Jumat 17 Apr 2020 08:20 WIB

Covid 19 Sebagai Mometum Berbagai Hal

Covid 19 Sebagai saranana intropeksi

Red: Muhammad Subarkah
Pandemi Covid-19 tak membuat Mahmut Sahin, seorang seniman kaligrafi Turki menghentikan aktivitasnya.
Foto: IHA Photo
Pandemi Covid-19 tak membuat Mahmut Sahin, seorang seniman kaligrafi Turki menghentikan aktivitasnya.

REPUBLIKA.CO.ID, Oleh: DR Sobirin Malian, Dosen FH Universitas Ahmad Dahlan Yogyakarta

Jika melihat jumlah yang meninggal di seluruh dunia yang hingga kini tembus lebih dari 2 (dua) juta orang, maka Covid 19 wajar dianggap sebagai musibah dan ujian.

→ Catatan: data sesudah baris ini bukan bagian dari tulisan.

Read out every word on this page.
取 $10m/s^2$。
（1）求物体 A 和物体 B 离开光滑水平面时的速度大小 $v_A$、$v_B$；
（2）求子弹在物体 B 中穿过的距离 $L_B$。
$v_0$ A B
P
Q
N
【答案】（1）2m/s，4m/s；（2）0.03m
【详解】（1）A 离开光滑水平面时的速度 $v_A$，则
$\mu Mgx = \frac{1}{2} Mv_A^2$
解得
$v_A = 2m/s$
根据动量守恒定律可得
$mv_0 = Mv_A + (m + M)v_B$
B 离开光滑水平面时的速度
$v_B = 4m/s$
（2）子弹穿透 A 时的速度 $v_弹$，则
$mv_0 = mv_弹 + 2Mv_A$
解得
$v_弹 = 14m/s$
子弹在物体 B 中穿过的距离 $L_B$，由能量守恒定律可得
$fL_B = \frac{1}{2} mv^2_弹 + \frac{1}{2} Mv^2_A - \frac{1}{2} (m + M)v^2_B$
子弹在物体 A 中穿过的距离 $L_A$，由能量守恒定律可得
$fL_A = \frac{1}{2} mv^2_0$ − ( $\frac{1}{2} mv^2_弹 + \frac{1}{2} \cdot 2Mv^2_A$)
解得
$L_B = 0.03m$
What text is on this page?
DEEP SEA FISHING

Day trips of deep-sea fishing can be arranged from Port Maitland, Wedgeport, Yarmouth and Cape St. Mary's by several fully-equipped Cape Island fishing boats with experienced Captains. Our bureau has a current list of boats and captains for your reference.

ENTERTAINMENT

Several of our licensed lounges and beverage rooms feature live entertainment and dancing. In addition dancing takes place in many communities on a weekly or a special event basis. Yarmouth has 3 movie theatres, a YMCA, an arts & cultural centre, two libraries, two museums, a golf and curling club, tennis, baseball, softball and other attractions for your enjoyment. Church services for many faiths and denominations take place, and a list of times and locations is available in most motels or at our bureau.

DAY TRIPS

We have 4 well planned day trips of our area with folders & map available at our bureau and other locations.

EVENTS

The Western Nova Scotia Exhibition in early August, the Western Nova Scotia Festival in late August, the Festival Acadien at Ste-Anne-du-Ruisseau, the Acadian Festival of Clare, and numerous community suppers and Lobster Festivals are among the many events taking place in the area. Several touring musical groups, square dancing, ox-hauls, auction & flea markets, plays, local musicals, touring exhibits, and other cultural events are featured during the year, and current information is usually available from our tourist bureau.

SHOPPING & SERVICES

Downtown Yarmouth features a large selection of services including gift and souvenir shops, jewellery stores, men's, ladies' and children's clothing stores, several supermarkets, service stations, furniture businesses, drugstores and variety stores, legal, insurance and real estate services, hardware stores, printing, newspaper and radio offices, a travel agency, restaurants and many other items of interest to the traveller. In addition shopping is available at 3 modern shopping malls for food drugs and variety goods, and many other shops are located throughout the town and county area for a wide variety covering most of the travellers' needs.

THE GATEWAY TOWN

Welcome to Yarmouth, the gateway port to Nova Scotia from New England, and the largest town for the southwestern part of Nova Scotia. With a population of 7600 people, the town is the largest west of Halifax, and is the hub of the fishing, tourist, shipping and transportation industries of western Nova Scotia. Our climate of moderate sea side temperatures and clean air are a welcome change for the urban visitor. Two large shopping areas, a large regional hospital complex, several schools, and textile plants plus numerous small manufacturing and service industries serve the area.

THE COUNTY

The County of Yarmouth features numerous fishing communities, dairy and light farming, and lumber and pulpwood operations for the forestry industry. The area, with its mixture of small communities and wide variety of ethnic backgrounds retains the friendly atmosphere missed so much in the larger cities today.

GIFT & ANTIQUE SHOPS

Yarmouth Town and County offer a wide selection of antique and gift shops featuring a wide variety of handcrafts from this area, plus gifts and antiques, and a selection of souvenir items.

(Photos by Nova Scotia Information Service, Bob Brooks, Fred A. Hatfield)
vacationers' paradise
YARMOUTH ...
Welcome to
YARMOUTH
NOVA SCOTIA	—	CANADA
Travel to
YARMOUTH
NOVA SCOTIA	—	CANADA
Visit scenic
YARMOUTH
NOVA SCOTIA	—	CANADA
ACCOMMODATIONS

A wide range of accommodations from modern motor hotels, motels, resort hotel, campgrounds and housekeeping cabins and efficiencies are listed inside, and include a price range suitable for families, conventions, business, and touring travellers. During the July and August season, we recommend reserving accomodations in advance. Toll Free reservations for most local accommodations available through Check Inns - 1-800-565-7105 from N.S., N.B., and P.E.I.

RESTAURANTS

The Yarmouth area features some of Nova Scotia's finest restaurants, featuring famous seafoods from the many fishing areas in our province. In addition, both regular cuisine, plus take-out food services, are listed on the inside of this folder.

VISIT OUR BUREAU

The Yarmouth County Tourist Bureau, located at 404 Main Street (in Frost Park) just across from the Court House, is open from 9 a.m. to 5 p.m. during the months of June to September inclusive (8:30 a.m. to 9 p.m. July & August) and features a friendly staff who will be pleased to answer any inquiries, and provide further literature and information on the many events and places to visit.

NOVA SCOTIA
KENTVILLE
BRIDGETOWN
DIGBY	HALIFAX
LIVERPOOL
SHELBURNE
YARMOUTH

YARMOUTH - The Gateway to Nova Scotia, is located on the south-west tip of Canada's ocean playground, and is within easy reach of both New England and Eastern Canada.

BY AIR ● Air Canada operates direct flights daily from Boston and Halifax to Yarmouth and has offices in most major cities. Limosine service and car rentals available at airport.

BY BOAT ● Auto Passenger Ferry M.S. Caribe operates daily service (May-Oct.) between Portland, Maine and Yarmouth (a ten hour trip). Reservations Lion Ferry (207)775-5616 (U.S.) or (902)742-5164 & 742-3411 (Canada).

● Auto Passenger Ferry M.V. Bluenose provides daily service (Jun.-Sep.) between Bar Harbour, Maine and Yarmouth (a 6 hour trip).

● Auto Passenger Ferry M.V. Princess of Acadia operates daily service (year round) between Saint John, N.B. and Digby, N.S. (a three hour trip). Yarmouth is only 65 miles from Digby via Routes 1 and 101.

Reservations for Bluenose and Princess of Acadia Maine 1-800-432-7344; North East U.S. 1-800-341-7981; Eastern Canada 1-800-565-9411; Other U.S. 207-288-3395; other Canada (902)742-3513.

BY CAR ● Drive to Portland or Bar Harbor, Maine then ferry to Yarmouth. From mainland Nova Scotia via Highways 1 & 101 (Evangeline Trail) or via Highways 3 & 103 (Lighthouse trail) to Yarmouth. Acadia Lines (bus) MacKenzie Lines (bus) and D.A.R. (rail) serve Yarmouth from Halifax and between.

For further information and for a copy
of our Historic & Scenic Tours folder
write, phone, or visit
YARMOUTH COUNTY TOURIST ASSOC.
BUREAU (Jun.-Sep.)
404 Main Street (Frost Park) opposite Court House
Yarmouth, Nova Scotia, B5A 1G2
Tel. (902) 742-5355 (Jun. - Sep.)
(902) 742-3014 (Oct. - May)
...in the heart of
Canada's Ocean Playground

Sebagai musibah karena virus ini sama sekali tidak kita harapkan kehadirannya, sedang sebagai ujian virus ini dapat diambil hikmahnya, dan mampukah kita lulus meliwatinya dengan baik.

Dalam menghadapi Covid 19, tiap orang atau tiap pemerintahan negara masing-masing berbeda reaksinya. Bagi negara kaya seperti Saudi Arabia, Turkey atau Taiwan antisipasinya sangat cepat. Kebijakan lockdown segera dilakukan. Rakyatnya diisolasi di hotel atau tempat yang sangat layak lengkap dengan fasilitasnya. Yang penting nyawa rakyat selamat, uang berapa pun besarnya bukan soal. Lockdown dilakukan guna memutus matarantai penyebaran, nyawa lebih utama dari apapun yang lain. Sementara bagi negara “miskin’ seperti Indonesia, untuk memutuskan kebijakan lockdown saja alotnya bukan main. Bahkan yang aneh pemerintah menolak lockdown dan lebih mengutamakan kebijakan yang dikenal dengan Herd Immunity. Seperti diketahui herd immunity ketika diterapkan di Inggris dan Belanda justru gagal karena akhirnya membiarkan populasi rakyatnya terpapar masif. Satu hal yang penting, kebijakan herd immunity adalah peniruan liberal ala ekonomi yang diterapkan dibidang kesehatan. Bagaimanapun model kebijakan liberalis sejatinya tidak sesuai dengan Indonesia.

Pada akhirnya pemerintah (Presiden) mengeluarkan kebijakan PSBB semacam darurat bencana sipil. Kebijakan ini segera ditolak oleh sejumlah LSM seperti ELSAM, LBH, ICW, PILNET Indonesia dan Kontras. Menurut sejumlah LSM ini, status darurat sipil yang dikeluarkan Presiden tidak tepat karena bertentangan dengan perundang-undangan yang berlaku.